Ambassador of Albania to Serbia
- Incumbent
- Assumed office 2014
- President: Bujar Nishani Ilir Meta
- Prime Minister: Edi Rama
- Foreign Minister: Ditmir Bushati

Albanian Minister for Foreign Affairs
- In office 18 December 1991 – 11 April 1992
- President: Ramiz Alia Sali Berisha
- Prime Minister: Vilson Ahmeti
- Preceded by: Muhamet Kapllani
- Succeeded by: Alfred Serreqi

Personal details
- Born: January 10, 1950 (age 76) Gjirokastër, People's Republic of Albania^{[citation needed]}

= Ilir Boçka =

Albanian diplomat

Ilir Boçka (born January 10, 1950) was an Albanian career diplomat, serving as Albania's Ambassador to Serbia for a long time, and is now retired. He briefly served as Minister of Foreign Affairs from 1991 to 1992.

==Life and career==
Ilir Boçka was born on January 10, 1950 in Gjirokastër, People's Republic of Albania. Boçka graduated with a Law Degree in 1975 from the University of Tirana. From 1972 to 1980, he worked as journalist with the Albanian News Agency (ATA). He joined the Ministry of Foreign Affairs in June 1981, when he was appointed as the Head of the Press and Information Directory at the Ministry of Foreign Affairs. From 1986 to 1990, he was Ambassador to East Germany. After the democratic changes during the period from June 1991 to December 1991, he was appointed as Deputy Minister in the Ministry of Foreign Affairs. In the first free elections held in Albania he was appointed as Minister of Foreign Affairs in the Provisional Government (December 1991-April 1992).

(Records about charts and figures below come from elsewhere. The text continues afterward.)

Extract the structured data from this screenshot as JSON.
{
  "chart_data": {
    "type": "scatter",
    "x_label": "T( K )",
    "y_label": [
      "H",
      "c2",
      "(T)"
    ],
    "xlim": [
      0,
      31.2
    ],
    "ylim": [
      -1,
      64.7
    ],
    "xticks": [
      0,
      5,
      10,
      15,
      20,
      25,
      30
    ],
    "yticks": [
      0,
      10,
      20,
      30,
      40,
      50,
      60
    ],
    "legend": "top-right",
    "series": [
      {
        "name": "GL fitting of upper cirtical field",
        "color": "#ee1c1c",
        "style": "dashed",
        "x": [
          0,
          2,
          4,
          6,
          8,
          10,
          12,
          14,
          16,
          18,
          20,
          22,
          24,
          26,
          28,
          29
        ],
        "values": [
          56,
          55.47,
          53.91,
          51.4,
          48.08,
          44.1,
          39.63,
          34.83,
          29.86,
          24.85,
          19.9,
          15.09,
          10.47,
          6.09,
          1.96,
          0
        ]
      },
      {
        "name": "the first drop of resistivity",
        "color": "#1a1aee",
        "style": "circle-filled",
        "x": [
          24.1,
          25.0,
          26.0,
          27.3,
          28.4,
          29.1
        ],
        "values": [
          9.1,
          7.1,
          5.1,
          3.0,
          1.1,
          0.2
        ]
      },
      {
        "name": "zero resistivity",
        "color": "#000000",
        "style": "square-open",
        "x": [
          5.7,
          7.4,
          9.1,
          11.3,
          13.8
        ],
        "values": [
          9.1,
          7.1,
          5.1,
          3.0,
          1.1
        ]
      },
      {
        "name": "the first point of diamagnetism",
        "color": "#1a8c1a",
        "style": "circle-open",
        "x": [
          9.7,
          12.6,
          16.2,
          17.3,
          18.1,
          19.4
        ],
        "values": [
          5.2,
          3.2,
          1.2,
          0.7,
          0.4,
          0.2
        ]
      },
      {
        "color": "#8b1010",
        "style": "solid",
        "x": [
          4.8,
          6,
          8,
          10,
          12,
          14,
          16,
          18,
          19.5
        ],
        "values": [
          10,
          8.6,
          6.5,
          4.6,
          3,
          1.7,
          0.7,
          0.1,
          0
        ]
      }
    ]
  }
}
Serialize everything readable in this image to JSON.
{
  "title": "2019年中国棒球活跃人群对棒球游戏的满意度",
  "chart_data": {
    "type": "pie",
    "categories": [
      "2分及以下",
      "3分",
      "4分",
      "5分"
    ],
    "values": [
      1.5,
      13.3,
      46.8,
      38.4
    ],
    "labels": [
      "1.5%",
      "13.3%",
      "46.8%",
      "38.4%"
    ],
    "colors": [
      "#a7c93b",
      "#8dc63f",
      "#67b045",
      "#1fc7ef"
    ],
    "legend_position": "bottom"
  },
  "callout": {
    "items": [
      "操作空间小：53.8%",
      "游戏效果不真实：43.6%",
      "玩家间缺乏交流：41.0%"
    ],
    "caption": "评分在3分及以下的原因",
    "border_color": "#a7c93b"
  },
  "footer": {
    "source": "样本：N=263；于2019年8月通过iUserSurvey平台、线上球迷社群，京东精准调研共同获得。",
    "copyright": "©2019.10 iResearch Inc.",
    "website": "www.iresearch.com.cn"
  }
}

From 1992 to 1997 he worked as a lawyer and adviser of National and International Law in the private sector. From October 1997 to May 1998, Boçka was the Director of Information and Media Department at the Prime Minister's Office, and from May 1998 to August 2000 he was Deputy Minister of Defense, responsible most particularly for Albania's Euro-Atlantic Integration and the country's preparations for NATO membership.

He served as Ambassador of the Albanian Mission to NATO and as the Representative of Albania to the Euro-Atlantic Partnership Council from November 2000 to July 2007. In July 2007, Ilir Boçka was among the top four nominations for the post of President of Albania. He was Charge d'affaires in New Delhi, India, from January 2008 to September 2010, overseeing the establishment of the first Albanian embassy in India.

Since 2014, Boçka has served as the Albanian Ambassador to Serbia.